WoolBall Python SDK

Python client for woolball server Transform idle browsers into a powerful distributed AI inference network For detailed examples and model lists, visit our GitHub repository.

This SDK is automatically generated by the Swagger Codegen project

Installation

pip

pip install woolball-sdk

✨ What is Woolball?

Woolball Server is an open-source network server that orchestrates AI inference jobs across a distributed network of browser-based compute nodes.
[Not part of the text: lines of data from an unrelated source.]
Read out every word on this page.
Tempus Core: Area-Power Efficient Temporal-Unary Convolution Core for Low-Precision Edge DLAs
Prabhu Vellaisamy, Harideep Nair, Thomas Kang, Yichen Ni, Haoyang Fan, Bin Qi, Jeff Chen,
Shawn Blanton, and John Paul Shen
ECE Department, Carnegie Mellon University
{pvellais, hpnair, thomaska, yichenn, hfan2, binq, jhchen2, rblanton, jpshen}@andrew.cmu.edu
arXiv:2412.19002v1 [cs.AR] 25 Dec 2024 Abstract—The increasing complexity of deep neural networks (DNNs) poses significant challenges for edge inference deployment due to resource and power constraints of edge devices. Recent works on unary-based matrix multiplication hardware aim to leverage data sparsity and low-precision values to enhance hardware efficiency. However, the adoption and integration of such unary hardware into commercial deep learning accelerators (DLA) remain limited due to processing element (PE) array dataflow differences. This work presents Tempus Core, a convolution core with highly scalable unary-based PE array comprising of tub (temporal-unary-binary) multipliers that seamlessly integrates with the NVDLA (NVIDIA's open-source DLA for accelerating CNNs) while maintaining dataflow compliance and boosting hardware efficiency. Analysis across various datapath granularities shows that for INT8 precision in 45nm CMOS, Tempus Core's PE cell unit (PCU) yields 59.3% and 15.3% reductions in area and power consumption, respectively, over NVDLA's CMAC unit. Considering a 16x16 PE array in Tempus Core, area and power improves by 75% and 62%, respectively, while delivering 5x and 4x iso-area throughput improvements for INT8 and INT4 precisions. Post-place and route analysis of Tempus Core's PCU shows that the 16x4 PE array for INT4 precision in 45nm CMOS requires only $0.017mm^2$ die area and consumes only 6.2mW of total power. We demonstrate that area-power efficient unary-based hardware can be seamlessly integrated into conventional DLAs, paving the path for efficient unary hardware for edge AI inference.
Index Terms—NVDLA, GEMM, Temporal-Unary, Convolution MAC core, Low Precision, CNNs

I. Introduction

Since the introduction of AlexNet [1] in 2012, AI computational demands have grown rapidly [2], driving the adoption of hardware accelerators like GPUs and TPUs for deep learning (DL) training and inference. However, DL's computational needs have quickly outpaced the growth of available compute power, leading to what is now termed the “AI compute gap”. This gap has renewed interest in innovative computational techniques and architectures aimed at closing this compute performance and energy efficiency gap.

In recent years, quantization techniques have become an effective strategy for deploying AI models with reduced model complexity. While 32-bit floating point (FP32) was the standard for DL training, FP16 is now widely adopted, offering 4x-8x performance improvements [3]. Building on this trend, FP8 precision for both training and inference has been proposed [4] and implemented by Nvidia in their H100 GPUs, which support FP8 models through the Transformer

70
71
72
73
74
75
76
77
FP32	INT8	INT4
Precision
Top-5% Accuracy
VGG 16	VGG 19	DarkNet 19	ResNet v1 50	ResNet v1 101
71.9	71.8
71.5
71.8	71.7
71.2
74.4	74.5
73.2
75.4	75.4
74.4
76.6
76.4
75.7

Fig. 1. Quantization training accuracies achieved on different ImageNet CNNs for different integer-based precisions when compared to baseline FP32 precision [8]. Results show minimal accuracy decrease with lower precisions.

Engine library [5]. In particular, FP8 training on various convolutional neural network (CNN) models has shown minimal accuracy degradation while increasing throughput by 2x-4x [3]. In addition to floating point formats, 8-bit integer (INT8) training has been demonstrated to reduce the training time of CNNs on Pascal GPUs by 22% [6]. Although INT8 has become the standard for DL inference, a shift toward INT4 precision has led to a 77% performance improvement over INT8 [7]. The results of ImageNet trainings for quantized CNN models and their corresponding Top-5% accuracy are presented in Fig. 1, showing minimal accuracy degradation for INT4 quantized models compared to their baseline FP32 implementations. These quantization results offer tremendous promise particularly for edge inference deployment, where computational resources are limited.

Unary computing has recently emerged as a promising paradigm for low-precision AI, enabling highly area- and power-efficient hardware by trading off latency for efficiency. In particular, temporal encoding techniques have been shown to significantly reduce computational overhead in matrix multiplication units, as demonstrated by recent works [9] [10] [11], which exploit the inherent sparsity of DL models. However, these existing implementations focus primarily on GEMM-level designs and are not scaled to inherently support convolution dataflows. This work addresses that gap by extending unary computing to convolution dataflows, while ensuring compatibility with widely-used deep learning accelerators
Instead of relying on expensive cloud infrastructure, harness the collective power of idle browsers to run AI models efficiently and cost-effectively.

🎯 Supported AI Tasks

🔧 Provider	🎯 Task	🤖 Models	📊 Status
Transformers.js	🎤 Speech-to-Text	ONNX Models	✅ Ready
Transformers.js	🔊 Text-to-Speech	ONNX Models	✅ Ready
Kokoro.js	🔊 Text-to-Speech	ONNX Models	✅ Ready
Transformers.js	🌐 Translation	ONNX Models	✅ Ready
Transformers.js	📝 Text Generation	ONNX Models	✅ Ready
WebLLM	📝 Text Generation	MLC Models	✅ Ready
MediaPipe	📝 Text Generation	LiteRT Models	✅ Ready

📖 API Reference

📖 Text Generation

Generate text with powerful language models

🤗 Transformers.js Provider

🤖 Available Models

Model	Quantization	Description
`HuggingFaceTB/SmolLM2-135M-Instruct`	`fp16`	Compact model for basic text generation
`HuggingFaceTB/SmolLM2-360M-Instruct`	`q4`	Balanced performance and size
`Mozilla/Qwen2.5-0.5B-Instruct`	`q4`	Efficient model for general tasks
`onnx-community/Qwen2.5-Coder-0.5B-Instruct`	`q8`	Specialized for code generation

💡 Example Usage

import json
from swagger_client import ApiClient, TextGenerationApi

# Configure the API client
api_client = ApiClient()
api_client.host = 'http://localhost:9002'
text_generation_api = TextGenerationApi(api_client)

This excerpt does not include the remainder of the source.